AIMS: To evaluate the burden of cardiovascular risk factors and disease (CVD) among five Asian groups living in Catalonia (Spain): Indian, Pakistani, Bangladeshi, Filipino, and Chinese.
METHODS AND RESULTS: Retrospective cohort study using the Catalan Health Surveillance System database including 42 488 Pakistanis, 40 745 Chinese, 21 705 Indians, 9544 Filipinos, and 6907 Bangladeshis; and 5.3 million native individuals ('locals'). We estimated the age-adjusted prevalence (as of 31 December 2019) and incidence (during 2019) of diabetes, hypertension, hyperlipidaemia, obesity, tobacco use, coronary heart disease (CHD), cerebrovascular disease, atrial fibrillation, and heart failure (HF). Bangladeshis had the highest prevalence of diabetes (17.4% men, 22.6% women) followed by Pakistanis.

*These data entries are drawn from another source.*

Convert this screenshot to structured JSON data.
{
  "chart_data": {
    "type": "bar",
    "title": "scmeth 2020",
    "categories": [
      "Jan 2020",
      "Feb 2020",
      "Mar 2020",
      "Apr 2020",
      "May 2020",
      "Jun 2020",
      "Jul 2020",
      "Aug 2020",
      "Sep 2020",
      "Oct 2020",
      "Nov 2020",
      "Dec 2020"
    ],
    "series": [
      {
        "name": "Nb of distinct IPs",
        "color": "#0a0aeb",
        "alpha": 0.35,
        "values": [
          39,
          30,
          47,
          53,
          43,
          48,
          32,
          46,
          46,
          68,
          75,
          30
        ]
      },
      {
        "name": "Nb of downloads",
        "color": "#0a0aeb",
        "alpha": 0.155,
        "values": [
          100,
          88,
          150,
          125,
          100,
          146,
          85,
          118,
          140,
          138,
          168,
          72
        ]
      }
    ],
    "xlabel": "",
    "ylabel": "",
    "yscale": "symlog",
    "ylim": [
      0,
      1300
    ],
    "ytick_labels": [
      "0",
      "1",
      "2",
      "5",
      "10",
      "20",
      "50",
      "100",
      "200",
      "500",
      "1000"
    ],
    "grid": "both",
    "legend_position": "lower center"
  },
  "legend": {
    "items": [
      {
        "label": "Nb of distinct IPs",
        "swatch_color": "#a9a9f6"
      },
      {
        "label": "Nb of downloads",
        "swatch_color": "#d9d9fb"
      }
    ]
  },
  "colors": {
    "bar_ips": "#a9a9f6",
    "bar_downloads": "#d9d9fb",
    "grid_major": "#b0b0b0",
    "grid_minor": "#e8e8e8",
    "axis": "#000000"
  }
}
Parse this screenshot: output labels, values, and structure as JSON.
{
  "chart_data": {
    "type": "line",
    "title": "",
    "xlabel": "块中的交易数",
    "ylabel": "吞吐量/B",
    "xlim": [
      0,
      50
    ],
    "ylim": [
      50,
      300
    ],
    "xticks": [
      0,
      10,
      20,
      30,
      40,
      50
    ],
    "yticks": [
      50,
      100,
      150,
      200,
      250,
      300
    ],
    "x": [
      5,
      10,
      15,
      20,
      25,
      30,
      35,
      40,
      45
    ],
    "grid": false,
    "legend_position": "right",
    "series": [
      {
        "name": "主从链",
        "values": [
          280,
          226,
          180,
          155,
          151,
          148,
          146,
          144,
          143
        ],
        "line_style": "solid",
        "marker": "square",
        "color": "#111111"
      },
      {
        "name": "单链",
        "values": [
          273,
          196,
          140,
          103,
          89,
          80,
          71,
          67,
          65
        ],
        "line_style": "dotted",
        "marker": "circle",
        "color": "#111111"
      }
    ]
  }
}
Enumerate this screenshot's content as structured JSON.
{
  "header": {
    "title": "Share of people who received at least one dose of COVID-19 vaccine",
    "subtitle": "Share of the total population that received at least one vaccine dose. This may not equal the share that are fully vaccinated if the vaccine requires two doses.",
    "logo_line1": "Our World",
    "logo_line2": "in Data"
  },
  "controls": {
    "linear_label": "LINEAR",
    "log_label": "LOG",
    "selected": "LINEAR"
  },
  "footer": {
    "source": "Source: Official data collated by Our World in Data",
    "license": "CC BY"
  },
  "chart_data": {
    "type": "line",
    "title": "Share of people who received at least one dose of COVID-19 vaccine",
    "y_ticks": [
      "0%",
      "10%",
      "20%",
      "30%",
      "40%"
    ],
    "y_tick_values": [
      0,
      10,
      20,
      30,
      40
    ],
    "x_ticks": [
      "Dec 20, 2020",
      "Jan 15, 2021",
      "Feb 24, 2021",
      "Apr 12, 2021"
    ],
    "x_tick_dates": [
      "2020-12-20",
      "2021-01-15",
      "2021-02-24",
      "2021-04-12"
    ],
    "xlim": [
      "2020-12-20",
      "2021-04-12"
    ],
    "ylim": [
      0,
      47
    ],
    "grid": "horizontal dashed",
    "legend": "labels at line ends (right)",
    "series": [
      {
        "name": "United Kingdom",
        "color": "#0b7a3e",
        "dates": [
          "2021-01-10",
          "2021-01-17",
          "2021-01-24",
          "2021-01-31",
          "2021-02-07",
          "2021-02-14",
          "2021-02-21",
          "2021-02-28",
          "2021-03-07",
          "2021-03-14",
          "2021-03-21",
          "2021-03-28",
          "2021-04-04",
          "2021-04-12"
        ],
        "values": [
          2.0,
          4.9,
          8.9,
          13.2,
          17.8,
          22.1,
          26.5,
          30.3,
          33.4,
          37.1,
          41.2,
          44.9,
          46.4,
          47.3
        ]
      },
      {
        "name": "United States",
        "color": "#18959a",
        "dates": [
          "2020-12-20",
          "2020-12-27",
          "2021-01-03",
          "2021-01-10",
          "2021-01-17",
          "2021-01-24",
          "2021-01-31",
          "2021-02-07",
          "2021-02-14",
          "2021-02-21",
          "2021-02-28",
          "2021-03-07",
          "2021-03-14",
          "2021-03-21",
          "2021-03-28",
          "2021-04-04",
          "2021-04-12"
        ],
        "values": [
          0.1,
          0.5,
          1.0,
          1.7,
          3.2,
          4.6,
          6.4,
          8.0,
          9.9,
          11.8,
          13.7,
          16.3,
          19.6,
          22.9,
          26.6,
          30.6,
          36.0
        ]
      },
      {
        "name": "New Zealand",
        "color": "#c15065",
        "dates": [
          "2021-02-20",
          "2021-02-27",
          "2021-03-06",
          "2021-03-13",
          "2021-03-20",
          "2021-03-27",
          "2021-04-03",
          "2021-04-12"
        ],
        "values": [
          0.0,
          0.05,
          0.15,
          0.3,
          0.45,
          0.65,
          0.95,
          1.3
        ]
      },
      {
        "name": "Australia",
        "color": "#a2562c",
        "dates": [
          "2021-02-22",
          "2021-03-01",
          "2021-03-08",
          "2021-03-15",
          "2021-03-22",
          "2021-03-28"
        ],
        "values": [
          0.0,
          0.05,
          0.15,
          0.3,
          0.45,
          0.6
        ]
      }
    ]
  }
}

Bangladeshis also had the highest prevalence of hyperlipidaemia (23.6% men, 18.3% women), hypertension among women (24%), and incident tobacco use among men. Pakistani women had the highest prevalence of obesity (28%). For CHD, Bangladeshi men had the highest prevalence (7.3%), followed by Pakistanis (6.3%); and Pakistanis had the highest prevalence among women (3.2%). For HF, the prevalence in Pakistani and Bangladeshi women was more than twice that of locals. Indians had the lowest prevalence of diabetes across South Asians, and of CHD across South Asian men, while the prevalence of CHD among Indian women was twice that of local women (2.6% vs. 1.3%). Filipinos had the highest prevalence of hypertension among men (21.8%). Chinese men and women had the lowest prevalence of risk factors and CVD.
CONCLUSIONS: In Catalonia, preventive interventions adapted to the risk profile of different Asian immigrant groups are needed, particularly for Bangladeshis and Pakistanis.